Even two days ago, I never would have thought we’d be here, limbs entwined, in some sort of truce that I was hopeful would hold.
I stretched against him, casting off the last vestiges of sleep, and right away, excitement began thrumming through my veins.
The wedding was over. The contract had been signed, and the man who’d handed me up to Tony was dead. There was no more reason for Dominic to keep me locked up in his apartment. I couldn’t get out of the deal, and he’d taught me how to protect myself. Corinne, my clinic… I could finally have my life back, or at least some modified version of it.
The urge to drift back to sleep was gone. I shifted against Dominic, too excited to keep still.
“Good morning,limone,” Dominic said sleepily, pressing me tighter against his chest. “If you squirm any more, I’m going to have to tie you up.”
He caught my wrists together in his hand and rolled us until I was trapped beneath him with my hands over my head. I could feel the length of him growing harder against my thigh.
“Then I guess I’m just going to have to keep squirming,” I said, wriggling beneath him.
He growled playfully and nipped at my neck.
“Dominic, wait,” I said before I lost all thought to the arousal that was coursing through my veins.
He kept his lips against my flesh but stopped moving.
“Would you mind telling me what I’m waiting for,limone?” he asked. “Because I’d much rather keep going.”
“I just wanted to talk to you about going back to work. I’d like to—”
“No,” he said, leaning up just enough to look at me.
“What do you mean ‘no’?” I yanked my wrists out of his grasp and wriggled in earnest now, trying to buck him off me.
He relented and rolled off me, propping himself up on one elbow so that his perfectly chiseled chest was right in front of my eyes. I looked away, not wanting his perfection to distract me.
“We’re married now. You got what you wanted. Why the hell can’t I go back to work?”
“It’s not safe, and because I said so, Fallon,” he said with a one-shoulder shrug.
I sat up, dragging the sheets with me. It pissed me off that he could be so damn cavalier about it.
“Being a veterinarian is a big part of who I am. And I miss Corinne. You can’t keep me locked in your apartment forever.” I stood up, taking the sheets with me and leaving his naked body uncovered. He didn’t seem the least bit uncomfortable, but with a body like that, who could blame him? I couldn’t keep my eyes from grazing over every inch of him, stopping too long on the very prominent part of him protruding proudly between his legs.
I could feel the cocky grin he was wearing without looking, but it changed nothing. He might have been built like a god, but he was acting like an ass.
“I want to go back to work,” I said, stating it as plainly as I could.
“What you want is irrelevant. Your job will have to wait.”
“My job? It’s not just a fucking job, Dominic. It’s my career; it’s what I spent years of my life working toward and building up and growing every day. You can’t just rip that away from me, goddamn it.”
For fuck’s sake, I was a grown woman in the twenty-first century. There was no way in hell I should have needed to ask my husband for permission to work.
“I can, and I am. You’ll remain here until I say otherwise,” he said, sitting up and swinging his legs over his side of the bed. I watched the play of muscles across his back as he rolled his shoulders and stretched his neck, completely unperturbed.
“I have a gun now.
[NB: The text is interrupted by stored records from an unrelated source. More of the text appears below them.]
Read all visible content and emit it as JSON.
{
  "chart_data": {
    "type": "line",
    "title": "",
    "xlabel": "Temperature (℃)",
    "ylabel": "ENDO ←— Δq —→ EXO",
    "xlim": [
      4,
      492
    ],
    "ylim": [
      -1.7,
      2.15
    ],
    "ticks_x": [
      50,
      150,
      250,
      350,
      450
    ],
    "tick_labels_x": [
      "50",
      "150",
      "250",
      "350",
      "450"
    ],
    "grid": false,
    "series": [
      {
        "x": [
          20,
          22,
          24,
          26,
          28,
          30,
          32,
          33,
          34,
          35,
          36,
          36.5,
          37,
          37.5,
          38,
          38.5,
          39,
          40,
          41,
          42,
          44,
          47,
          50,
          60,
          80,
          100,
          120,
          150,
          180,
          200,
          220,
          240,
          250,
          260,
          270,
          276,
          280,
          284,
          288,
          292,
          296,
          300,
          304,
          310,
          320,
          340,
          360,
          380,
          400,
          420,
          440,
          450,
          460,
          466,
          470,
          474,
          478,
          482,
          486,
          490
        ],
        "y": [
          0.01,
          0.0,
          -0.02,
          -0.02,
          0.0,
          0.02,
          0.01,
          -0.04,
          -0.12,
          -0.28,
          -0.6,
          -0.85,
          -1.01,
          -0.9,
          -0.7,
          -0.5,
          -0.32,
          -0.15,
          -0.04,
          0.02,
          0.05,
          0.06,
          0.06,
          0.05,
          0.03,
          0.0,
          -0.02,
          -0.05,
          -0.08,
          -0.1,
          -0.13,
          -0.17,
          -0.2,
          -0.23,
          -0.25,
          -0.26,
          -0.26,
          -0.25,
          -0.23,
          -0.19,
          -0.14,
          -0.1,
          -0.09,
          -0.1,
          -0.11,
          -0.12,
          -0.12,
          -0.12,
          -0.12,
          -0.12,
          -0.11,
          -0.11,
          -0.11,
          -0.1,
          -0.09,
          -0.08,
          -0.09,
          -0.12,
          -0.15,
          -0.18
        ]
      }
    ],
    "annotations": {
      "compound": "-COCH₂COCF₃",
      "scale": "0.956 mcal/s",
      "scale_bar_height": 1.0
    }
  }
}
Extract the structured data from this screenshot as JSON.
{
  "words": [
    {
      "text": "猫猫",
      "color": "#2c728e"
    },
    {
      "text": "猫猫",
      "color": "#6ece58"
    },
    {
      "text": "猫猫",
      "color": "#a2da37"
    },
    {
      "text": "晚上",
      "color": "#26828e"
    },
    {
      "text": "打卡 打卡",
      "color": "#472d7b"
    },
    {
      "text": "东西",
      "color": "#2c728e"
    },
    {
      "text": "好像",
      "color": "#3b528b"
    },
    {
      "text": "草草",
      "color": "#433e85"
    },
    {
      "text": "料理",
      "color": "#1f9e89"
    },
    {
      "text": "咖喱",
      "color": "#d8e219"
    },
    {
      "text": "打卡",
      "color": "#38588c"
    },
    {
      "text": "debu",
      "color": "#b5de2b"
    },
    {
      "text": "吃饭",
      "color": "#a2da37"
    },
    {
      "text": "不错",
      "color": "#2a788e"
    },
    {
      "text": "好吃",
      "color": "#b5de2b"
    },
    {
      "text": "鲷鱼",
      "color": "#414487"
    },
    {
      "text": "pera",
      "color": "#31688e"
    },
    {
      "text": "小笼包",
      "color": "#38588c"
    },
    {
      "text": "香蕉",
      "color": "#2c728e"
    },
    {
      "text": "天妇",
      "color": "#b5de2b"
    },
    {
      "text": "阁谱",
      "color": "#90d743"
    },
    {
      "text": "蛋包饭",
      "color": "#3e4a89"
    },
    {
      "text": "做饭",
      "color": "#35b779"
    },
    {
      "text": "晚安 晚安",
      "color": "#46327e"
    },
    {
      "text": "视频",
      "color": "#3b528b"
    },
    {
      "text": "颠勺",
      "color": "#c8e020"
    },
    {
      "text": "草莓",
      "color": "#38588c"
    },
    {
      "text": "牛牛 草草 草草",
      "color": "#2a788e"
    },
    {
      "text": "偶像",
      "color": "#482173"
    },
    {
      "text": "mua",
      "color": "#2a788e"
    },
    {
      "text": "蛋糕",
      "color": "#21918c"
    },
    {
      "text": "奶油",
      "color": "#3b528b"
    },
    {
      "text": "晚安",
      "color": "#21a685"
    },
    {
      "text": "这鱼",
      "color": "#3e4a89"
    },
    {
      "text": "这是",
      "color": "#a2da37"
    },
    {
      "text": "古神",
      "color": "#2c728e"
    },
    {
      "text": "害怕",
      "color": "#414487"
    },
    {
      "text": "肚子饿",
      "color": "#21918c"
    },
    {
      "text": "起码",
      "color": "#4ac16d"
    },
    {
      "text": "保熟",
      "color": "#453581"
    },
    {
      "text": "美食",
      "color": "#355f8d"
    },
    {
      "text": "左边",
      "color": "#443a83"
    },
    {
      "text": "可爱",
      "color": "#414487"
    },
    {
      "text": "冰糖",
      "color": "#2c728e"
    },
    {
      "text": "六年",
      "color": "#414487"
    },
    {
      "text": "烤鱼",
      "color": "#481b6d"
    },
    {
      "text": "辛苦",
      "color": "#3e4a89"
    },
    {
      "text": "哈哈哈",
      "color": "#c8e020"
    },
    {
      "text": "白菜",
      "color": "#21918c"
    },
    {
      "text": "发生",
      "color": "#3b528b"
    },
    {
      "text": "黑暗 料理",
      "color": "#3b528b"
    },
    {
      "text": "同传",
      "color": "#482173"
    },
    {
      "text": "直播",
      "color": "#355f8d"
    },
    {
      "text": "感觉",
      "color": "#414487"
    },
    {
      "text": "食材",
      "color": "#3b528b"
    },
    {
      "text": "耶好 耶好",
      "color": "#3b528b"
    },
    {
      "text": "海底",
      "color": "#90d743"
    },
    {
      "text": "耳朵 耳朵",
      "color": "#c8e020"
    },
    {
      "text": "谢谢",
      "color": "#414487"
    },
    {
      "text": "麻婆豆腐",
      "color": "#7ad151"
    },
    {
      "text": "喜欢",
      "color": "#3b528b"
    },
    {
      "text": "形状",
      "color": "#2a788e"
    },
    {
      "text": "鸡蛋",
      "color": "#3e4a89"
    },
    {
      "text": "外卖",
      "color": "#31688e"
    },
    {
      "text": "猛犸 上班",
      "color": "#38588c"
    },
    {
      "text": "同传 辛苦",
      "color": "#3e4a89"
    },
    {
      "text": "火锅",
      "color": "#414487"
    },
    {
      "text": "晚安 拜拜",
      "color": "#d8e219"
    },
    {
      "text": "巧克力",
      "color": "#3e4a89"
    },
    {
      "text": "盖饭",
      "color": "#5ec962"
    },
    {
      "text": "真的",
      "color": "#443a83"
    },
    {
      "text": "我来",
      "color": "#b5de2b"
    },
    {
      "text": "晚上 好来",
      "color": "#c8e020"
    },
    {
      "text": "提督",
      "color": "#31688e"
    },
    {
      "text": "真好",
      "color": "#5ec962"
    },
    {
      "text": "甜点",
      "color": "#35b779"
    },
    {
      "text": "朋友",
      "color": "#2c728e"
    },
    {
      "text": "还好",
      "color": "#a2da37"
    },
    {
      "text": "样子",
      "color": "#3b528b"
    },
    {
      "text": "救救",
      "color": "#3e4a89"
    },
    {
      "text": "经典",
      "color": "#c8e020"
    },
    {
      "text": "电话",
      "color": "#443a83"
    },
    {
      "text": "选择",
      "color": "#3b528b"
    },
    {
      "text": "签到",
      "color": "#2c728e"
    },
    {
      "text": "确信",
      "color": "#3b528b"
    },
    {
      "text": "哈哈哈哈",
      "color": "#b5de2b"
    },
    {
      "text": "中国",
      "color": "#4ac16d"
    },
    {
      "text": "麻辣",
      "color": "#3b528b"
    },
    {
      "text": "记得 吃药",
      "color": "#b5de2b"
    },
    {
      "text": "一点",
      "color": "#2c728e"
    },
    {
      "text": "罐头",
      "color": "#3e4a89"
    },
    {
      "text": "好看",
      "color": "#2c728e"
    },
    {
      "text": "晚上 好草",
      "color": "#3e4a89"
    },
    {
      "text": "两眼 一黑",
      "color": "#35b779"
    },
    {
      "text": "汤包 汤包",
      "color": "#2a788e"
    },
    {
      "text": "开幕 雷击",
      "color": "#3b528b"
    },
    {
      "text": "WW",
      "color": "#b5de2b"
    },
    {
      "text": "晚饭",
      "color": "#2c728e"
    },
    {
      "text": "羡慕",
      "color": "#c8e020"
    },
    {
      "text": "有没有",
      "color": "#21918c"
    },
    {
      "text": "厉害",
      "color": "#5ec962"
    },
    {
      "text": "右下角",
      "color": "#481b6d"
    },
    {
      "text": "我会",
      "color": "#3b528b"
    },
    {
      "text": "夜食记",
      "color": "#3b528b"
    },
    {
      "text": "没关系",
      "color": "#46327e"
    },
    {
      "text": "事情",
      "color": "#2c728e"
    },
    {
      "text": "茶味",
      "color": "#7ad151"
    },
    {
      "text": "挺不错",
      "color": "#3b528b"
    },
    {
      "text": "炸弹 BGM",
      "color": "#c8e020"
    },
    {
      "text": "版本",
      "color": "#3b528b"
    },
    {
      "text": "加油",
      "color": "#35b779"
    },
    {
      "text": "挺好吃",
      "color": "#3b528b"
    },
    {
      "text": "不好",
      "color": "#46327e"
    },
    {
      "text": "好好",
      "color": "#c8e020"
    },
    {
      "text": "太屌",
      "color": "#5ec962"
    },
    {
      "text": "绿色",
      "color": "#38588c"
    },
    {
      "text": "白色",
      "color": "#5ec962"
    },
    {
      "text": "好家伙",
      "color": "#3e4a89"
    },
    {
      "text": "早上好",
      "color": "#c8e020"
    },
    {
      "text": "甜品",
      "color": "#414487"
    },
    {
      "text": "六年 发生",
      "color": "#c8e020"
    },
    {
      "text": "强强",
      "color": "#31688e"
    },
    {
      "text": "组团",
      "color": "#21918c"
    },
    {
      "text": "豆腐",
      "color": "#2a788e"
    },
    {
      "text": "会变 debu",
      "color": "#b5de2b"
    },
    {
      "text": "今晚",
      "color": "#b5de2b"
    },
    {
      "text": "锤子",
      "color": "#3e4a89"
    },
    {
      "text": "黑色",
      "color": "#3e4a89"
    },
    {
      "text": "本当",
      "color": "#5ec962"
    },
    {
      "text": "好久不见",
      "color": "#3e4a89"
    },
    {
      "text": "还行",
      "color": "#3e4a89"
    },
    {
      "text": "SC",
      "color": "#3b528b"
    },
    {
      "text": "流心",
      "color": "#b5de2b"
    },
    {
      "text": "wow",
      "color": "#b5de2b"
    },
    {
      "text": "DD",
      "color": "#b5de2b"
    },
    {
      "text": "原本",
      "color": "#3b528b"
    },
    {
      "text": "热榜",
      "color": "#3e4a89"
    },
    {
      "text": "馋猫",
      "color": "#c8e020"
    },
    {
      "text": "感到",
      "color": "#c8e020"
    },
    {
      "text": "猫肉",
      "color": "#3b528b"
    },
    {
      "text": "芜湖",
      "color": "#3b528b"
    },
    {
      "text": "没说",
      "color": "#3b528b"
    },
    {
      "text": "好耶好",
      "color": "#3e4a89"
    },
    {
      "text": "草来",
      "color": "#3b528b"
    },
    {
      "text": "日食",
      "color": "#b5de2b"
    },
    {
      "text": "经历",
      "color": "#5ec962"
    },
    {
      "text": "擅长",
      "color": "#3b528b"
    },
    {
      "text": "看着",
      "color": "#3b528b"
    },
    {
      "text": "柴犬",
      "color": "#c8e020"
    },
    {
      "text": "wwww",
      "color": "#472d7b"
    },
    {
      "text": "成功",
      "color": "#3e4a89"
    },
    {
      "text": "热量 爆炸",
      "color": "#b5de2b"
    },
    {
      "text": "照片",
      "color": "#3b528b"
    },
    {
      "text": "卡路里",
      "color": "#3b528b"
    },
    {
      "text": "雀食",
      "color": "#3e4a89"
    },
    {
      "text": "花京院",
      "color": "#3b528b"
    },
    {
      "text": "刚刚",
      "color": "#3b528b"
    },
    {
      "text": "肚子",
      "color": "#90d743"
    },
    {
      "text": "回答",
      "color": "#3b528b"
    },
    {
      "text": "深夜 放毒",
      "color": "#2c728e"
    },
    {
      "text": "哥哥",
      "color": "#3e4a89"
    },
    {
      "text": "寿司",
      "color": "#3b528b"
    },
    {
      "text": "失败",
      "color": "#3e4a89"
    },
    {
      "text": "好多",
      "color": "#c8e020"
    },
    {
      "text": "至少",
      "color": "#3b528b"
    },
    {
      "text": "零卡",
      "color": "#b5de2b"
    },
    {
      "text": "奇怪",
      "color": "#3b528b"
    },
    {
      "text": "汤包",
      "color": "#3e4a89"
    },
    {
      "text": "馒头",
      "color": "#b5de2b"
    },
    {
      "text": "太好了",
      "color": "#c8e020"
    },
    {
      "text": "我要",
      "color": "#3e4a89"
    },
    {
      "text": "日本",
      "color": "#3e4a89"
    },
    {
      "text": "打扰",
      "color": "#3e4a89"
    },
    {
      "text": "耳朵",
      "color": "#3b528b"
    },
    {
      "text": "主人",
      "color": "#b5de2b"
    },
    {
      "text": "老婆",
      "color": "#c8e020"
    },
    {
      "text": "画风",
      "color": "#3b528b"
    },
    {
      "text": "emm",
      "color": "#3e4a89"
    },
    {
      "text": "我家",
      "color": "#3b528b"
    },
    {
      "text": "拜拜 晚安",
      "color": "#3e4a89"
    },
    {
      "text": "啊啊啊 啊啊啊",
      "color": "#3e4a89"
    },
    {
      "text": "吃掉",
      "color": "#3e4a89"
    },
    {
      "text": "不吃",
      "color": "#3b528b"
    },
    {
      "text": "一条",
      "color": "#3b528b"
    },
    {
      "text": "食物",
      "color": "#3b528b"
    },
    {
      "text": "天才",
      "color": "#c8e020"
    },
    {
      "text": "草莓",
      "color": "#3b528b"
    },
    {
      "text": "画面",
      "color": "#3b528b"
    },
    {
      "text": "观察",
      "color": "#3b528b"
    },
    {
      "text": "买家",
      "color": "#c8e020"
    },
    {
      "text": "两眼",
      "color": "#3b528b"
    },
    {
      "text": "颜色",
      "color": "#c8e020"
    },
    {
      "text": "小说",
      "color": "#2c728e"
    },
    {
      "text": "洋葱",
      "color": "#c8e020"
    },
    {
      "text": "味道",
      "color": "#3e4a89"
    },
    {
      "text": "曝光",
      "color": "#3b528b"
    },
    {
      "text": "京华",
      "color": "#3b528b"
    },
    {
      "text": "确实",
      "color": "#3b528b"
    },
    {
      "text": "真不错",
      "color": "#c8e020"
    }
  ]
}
And you saw that I could shoot. If you don’t let me go back to work, then we both know damn well it has nothing to do with my ‘safety’ and everything to do with you being a controlling bastard,” I said, losing what cool I had left.
Dominic sighed. “Call me whatever you want, Fallon. I’ve made my decision, and you’ll live with it.” He spoke in that low, clear voice that sent a cold shiver down my spine.
He stood up. It seemed like he was towering over me even though he was on the other side of the bed. My survival instincts were screaming at me to let this go.
“This isn’t your call to make. It’s mine,” I said because I knew I was losing the battle. I hadn’t known Dominic long, but long enough to know he didn’t vacillate. He wasn’t wishy-washy. And he always did what he knew needed to be done.
“It’s my call because you haven’t lived in my world long enough to know what you’re saying, Fallon.”